Зато в воскресенье оживало кафе, приводили завсегдатаи свои семьи, жен напудренных, не хуже парижского, так что Скворцову бедному они даже не женами казались, ребят гуртом, и малый какой-нибудь всю торжественность совершающегося понимая, в предчувствии времени, когда и он будет каждый день здесь за аперитивом взвешивать судьбы мировые, медленно, сквозь соломинку, тянул красный сироп.

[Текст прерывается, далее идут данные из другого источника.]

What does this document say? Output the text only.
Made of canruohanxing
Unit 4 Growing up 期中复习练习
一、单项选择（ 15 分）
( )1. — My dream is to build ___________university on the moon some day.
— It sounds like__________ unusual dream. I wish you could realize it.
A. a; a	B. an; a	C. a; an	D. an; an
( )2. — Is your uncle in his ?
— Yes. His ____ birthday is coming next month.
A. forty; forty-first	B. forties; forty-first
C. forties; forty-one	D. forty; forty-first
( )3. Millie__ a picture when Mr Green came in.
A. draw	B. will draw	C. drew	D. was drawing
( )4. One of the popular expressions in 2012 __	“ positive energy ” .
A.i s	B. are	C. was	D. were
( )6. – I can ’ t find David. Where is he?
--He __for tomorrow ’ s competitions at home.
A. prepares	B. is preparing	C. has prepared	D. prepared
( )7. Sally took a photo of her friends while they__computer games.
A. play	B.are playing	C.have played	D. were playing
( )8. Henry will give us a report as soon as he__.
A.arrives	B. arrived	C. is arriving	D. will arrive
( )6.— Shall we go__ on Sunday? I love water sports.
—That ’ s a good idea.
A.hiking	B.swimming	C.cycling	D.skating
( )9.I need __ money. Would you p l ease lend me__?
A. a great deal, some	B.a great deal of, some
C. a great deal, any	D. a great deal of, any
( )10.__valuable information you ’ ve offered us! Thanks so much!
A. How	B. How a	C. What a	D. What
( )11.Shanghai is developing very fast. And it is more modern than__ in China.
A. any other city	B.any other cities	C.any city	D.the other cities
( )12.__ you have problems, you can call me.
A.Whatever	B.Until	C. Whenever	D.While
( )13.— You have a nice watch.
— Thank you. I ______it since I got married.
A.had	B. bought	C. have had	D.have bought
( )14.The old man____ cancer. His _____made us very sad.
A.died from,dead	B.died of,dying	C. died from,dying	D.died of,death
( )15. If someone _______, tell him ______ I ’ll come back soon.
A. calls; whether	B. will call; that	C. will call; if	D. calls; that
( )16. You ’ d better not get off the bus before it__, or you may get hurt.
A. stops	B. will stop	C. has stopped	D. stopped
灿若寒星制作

Мосье Лор завсегдатаям на нового гарсона указал — достопримечательность, раритет! И те с любопытством мирного дяди, рассматривающего бомбу, несколько дней подряд изучали Григория Васильевича. Потом высказались, мосье Лево осудил — хоть этот с виду ничего, но вообще азиаты, татары почти, и хорошо бы хозяину за кассой в оба смотреть. Бухгалтер в небеса залез: «Мистики они — вот посмотрите, как этот гарсон на потолок смотрит, совсем Толстой, только все же напрасно их к нам пускают». Полковник, разумеется, о предательстве вспомнил и Скворцова, несмотря на возраст преклонный, спросил: дрался ли он с бошами или немецкие сребреники считал? Но Григорий Васильевич, привыкший за время странствий ко всяким укорам, совсем не обижался, в ответ он лишь виновато и жалостливо улыбался. Как-то ещё зашел в кафе гражданин Потра, коммунист местный, и обругал Скворцова лакеем царским, заговорщиком, банкиром пузатым (хоть был он худ до безобразия) и другими несуразностями, но и ему, смахнув со стола гроши чаевые, также тихо улыбнулся лакей, не царский, конечно, а только «Рэжансовский».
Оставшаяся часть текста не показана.